Even if your day job is, like mine, full of a lot of humdrum plug-this-into-that work, we can benefit from modern techniques to build absolutely rock solid systems with good performance and high reliability. We could be directly incorporating simple concepts like CRDTs to make our systems less prone to error.

It's our job (and arguably it's the hardest job of the field) to dive into the world of pure research, understand it, and bring what's necessary out to the world of modern software. That means more than just tapping away at CSS files, or wailing about NPM security, or shrugging and saying, "Maybe Golang's model is the best we can hope from in modern programmers."

[+] z3t4|8 years ago|reply
What is software Engineering !? Making an excel sheet ? Making a web site ? Writing SQL ? Using programming language X, Y, Z ?
[+] cpburns2009|8 years ago|reply
Software Programming != Computer Science Software Programming and Science != Engineering

While we're drawing distinctions stop calling yourself an engineer unless you're legally licenced as one. Programming may share similarities with engineering but it lacks the professional accreditation and liability.

[+] sytelus|8 years ago|reply
Computer science is neither about computers nor is a science :).
[+] sytelus|8 years ago|reply
People are obviously not getting this popular joke in academia. Open a book such as Introduction to Algorithms by CLRS and you will see its all about creating algorithms in pseudo-code, proving its correctness, evaluating runtimes etc. Authors not only pass on "systems engineering" but even producing algorithms in actual language that can be compiled on actual computer. Don't get me wrong, I love the book and have gone through every single page and vast majority of excerices twice and truly enjoyed it. It is then when it hits you what computer science is really about.

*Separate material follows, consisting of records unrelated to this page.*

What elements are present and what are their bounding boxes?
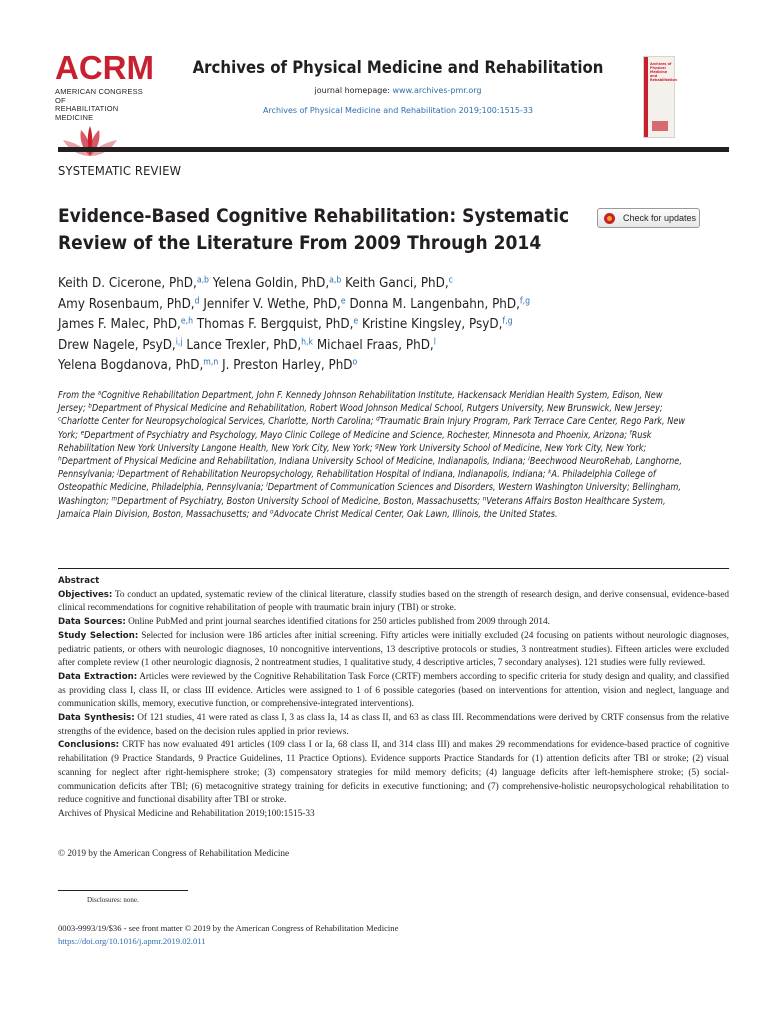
author-name[interactable]: J. Preston Harley, PhD	[218, 358, 353, 373]
abstract-section-label: Data Synthesis:	[58, 713, 135, 724]
affiliation-text: Department of Communication Sciences and Disorders, Western Washington University; Bellingham, Washington;	[58, 482, 681, 507]
affiliation-marker: h	[58, 454, 62, 463]
article-type-label: SYSTEMATIC REVIEW	[58, 163, 182, 178]
journal-cover-thumbnail	[643, 56, 675, 138]
affiliation-text: Veterans Affairs Boston Healthcare System, Jamaica Plain Division, Boston, Massachusetts; and	[58, 495, 666, 520]
abstract-section	[58, 616, 729, 630]
affiliation-marker: f	[629, 428, 632, 437]
journal-title: Archives of Physical Medicine and Rehabilitation	[192, 58, 604, 78]
footnote-rule	[58, 890, 188, 891]
abstract-section	[58, 712, 729, 739]
affiliation-text: Department of Psychiatry, Boston University School of Medicine, Boston, Massachusetts;	[117, 495, 483, 507]
author-affiliation-marker[interactable]: i,j	[175, 336, 183, 347]
cover-title	[650, 62, 677, 82]
author-name[interactable]: Yelena Bogdanova, PhD,	[58, 358, 204, 373]
abstract-citation: Archives of Physical Medicine and Rehabilitation 2019;100:1515-33	[58, 808, 315, 819]
affiliation-text: New York University School of Medicine, New York City, New York;	[378, 442, 647, 454]
abstract-section-label: Data Sources:	[58, 617, 126, 628]
disclosures-footnote: Disclosures: none.	[87, 896, 139, 904]
abstract-section-text: To conduct an updated, systematic review of the clinical literature, classify studies based on the strength of research design, and derive consensual, evidence-based clinical recommendations for cognitive rehabilitation of people with traumatic brain injury (TBI) or stroke.	[58, 589, 729, 614]
abstract-section-text: Selected for inclusion were 186 articles after initial screening. Fifty articles were initially excluded (24 focusing on patients without neurologic diagnoses, pediatric patients, or others with neurologic diagnoses, 10 noncognitive interventions, 13 descriptive protocols or studies, 3 nontreatment studies). Fifteen articles were excluded after complete review (1 other neurologic diagnosis, 2 nontreatment studies, 1 qualitative study, 4 descriptive articles, 7 secondary analyses). 121 studies were fully reviewed.	[58, 630, 729, 669]
author-name[interactable]: Jennifer V. Wethe, PhD,	[199, 296, 341, 312]
author-name[interactable]: Keith D. Cicerone, PhD,	[58, 276, 197, 291]
affiliation-marker: g	[375, 441, 379, 450]
abstract-section-label: Study Selection:	[58, 630, 139, 641]
affiliation-marker: o	[269, 507, 274, 516]
author-name[interactable]: Amy Rosenbaum, PhD,	[58, 296, 195, 312]
author-name[interactable]: Donna M. Langenbahn, PhD,	[345, 296, 520, 312]
affiliations	[58, 389, 692, 521]
abstract-section	[58, 630, 729, 671]
affiliation-marker: j	[117, 467, 119, 476]
author-line	[58, 336, 688, 357]
abstract	[58, 575, 729, 822]
author-affiliation-marker[interactable]: o	[352, 357, 358, 368]
affiliation-marker: m	[111, 494, 118, 503]
author-name[interactable]: Kristine Kingsley, PsyD,	[358, 317, 503, 332]
article-title-line: Review of the Literature From 2009 Through 2014	[58, 232, 542, 254]
doi-link[interactable]: https://doi.org/10.1016/j.apmr.2019.02.011	[58, 936, 206, 946]
cover-band	[644, 57, 648, 137]
affiliation-text: Traumatic Brain Injury Program, Park Terrace Care Center, Rego Park, New York;	[58, 416, 686, 441]
crossmark-icon	[604, 213, 615, 224]
check-for-updates-label: Check for updates	[623, 213, 697, 223]
author-name[interactable]: Lance Trexler, PhD,	[182, 337, 302, 353]
author-list	[58, 274, 688, 377]
affiliation-text: Rusk Rehabilitation New York University Langone Health, New York City, New York;	[58, 429, 652, 454]
article-title-line: Evidence-Based Cognitive Rehabilitation: Systematic	[58, 205, 570, 227]
header-rule	[58, 147, 729, 152]
author-name[interactable]: Drew Nagele, PsyD,	[58, 337, 176, 353]
homepage-link[interactable]: www.archives-pmr.org	[392, 86, 482, 95]
affiliation-text: Charlotte Center for Neuropsychological Services, Charlotte, North Carolina;	[61, 416, 377, 428]
abstract-section	[58, 671, 729, 712]
abstract-section-text: Online PubMed and print journal searches identified citations for 250 articles published from 2009 through 2014.	[125, 617, 550, 628]
author-name[interactable]: Thomas F. Bergquist, PhD,	[193, 317, 354, 332]
logo-subtitle	[55, 88, 155, 122]
affiliation-text: Department of Rehabilitation Neuropsychology, Rehabilitation Hospital of Indiana, Indianapolis, Indiana;	[118, 469, 549, 481]
author-affiliation-marker[interactable]: e	[353, 316, 359, 327]
affiliation-text: Department of Psychiatry and Psychology, Mayo Clinic College of Medicine and Science, Rochester, Minnesota and Phoenix, Arizona;	[84, 429, 630, 441]
cover-graphic	[652, 121, 668, 131]
logo-lotus-icon	[55, 124, 125, 158]
author-affiliation-marker[interactable]: m,n	[203, 357, 219, 368]
affiliation-lead: From the	[58, 390, 98, 401]
author-affiliation-marker[interactable]: f,g	[519, 295, 531, 306]
author-affiliation-marker[interactable]: d	[194, 295, 200, 306]
author-line	[58, 295, 688, 316]
author-affiliation-marker[interactable]: h,k	[301, 336, 314, 347]
abstract-section-text: Of 121 studies, 41 were rated as class I, 3 as class Ia, 14 as class II, and 63 as class III. Recommendations were derived by CRTF consensus from the relative strengths of the evidence, based on the decision rules applied in prior reviews.	[58, 713, 729, 737]
abstract-rule	[58, 568, 729, 569]
abstract-section-text: Articles were reviewed by the Cognitive Rehabilitation Task Force (CRTF) members according to specific criteria for study design and quality, and classified as providing class I, class II, or class III evidence. Articles were assigned to 1 of 6 possible categories (based on interventions for attention, vision and neglect, language and communication skills, memory, executive function, or comprehensive-integrated interventions).	[58, 671, 729, 710]
logo-wordmark: ACRM	[55, 49, 154, 86]
affiliation-marker: d	[376, 414, 380, 423]
author-name[interactable]: Michael Fraas, PhD,	[313, 337, 434, 353]
abstract-section-text: CRTF has now evaluated 491 articles (109 class I or Ia, 68 class II, and 314 class III) and makes 29 recommendations for evidence-based practice of cognitive rehabilitation (9 Practice Standards, 9 Practice Guidelines, 11 Practice Options). Evidence supports Practice Standards for (1) attention deficits after TBI or stroke; (2) visual scanning for neglect after right-hemisphere stroke; (3) compensatory strategies for mild memory deficits; (4) language deficits after left-hemisphere stroke; (5) social-communication deficits after TBI; (6) metacognitive strategy training for deficits in executive functioning; and (7) comprehensive-holistic neuropsychological rehabilitation to reduce cognitive and functional disability after TBI or stroke.	[58, 740, 729, 806]
abstract-section-label: Data Extraction:	[58, 671, 138, 682]
abstract-section-label: Conclusions:	[58, 740, 120, 751]
journal-homepage	[160, 86, 636, 95]
copyright-notice: © 2019 by the American Congress of Rehabilitation Medicine	[58, 849, 290, 859]
abstract-section-label: Objectives:	[58, 589, 113, 600]
author-affiliation-marker[interactable]: a,b	[329, 275, 342, 286]
check-for-updates-button[interactable]	[597, 208, 700, 228]
author-line	[58, 356, 688, 377]
author-affiliation-marker[interactable]: l	[433, 336, 436, 347]
author-affiliation-marker[interactable]: a,b	[196, 275, 209, 286]
affiliation-marker: k	[548, 467, 552, 476]
abstract-heading: Abstract	[58, 576, 100, 586]
author-name[interactable]: Yelena Goldin, PhD,	[208, 276, 330, 291]
cover-title-line: Archives of	[650, 62, 672, 66]
affiliation-marker: b	[88, 401, 92, 410]
author-affiliation-marker[interactable]: e	[340, 295, 346, 306]
affiliation-text: Advocate Christ Medical Center, Oak Lawn, Illinois, the United States.	[273, 508, 558, 520]
acrm-logo	[55, 49, 155, 140]
author-affiliation-marker[interactable]: f,g	[502, 316, 513, 327]
affiliation-marker: l	[266, 480, 268, 489]
article-title	[58, 203, 593, 257]
affiliation-marker: a	[97, 388, 102, 397]
author-name[interactable]: James F. Malec, PhD,	[58, 317, 181, 332]
author-affiliation-marker[interactable]: e,h	[180, 316, 194, 327]
affiliation-marker: i	[528, 454, 530, 463]
author-line	[58, 274, 688, 295]
cover-title-line: Physical Medicine	[650, 66, 668, 74]
homepage-label: journal homepage:	[314, 86, 393, 95]
author-name[interactable]: Keith Ganci, PhD,	[341, 276, 449, 291]
abstract-section	[58, 739, 729, 808]
cover-title-line: and Rehabilitation	[650, 74, 677, 82]
abstract-section	[58, 589, 729, 616]
abstract-sections	[58, 589, 729, 808]
journal-citation-link[interactable]: Archives of Physical Medicine and Rehabilitation 2019;100:1515-33	[262, 106, 534, 115]
affiliation-text: Beechwood NeuroRehab, Langhorne, Pennsylvania;	[58, 456, 682, 481]
affiliation-text: Department of Physical Medicine and Rehabilitation, Indiana University School of Medicine, Indianapolis, Indiana;	[61, 456, 529, 468]
author-line	[58, 315, 688, 336]
affiliation-marker: e	[80, 428, 85, 437]
issn-line: 0003-9993/19/$36 - see front matter © 2019 by the American Congress of Rehabilitation Medicine	[58, 923, 399, 933]
affiliation-text: Department of Physical Medicine and Rehabilitation, Robert Wood Johnson Medical School, Rutgers University, New Brunswick, New Jersey;	[91, 403, 663, 415]
author-affiliation-marker[interactable]: c	[448, 275, 453, 286]
affiliation-text: A. Philadelphia College of Osteopathic Medicine, Philadelphia, Pennsylvania;	[58, 469, 656, 494]
logo-subtitle-line: AMERICAN CONGRESS OF	[55, 87, 143, 105]
affiliation-marker: n	[482, 494, 487, 503]
logo-subtitle-line: REHABILITATION MEDICINE	[55, 104, 119, 122]
affiliation-marker: c	[58, 414, 62, 423]
affiliation-text: Cognitive Rehabilitation Department, John F. Kennedy Johnson Rehabilitation Institute, Hackensack Meridian Health System, Edison, New Jersey;	[58, 390, 663, 415]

The folks in fields like mathematics or physics didn't used to consider "Computer Science" as "real science". As fun fact, there were no journals on computer science for quite long time. Researchers like Dijkstra would identify themselves as "Mathematician" and publish their now very well known algorithms in mathematical literature :).

[+] goatlover|8 years ago|reply
It's about the math of computation then, which can be carried out by any arbitrary system that we humans deem as carrying out symbol manipulation.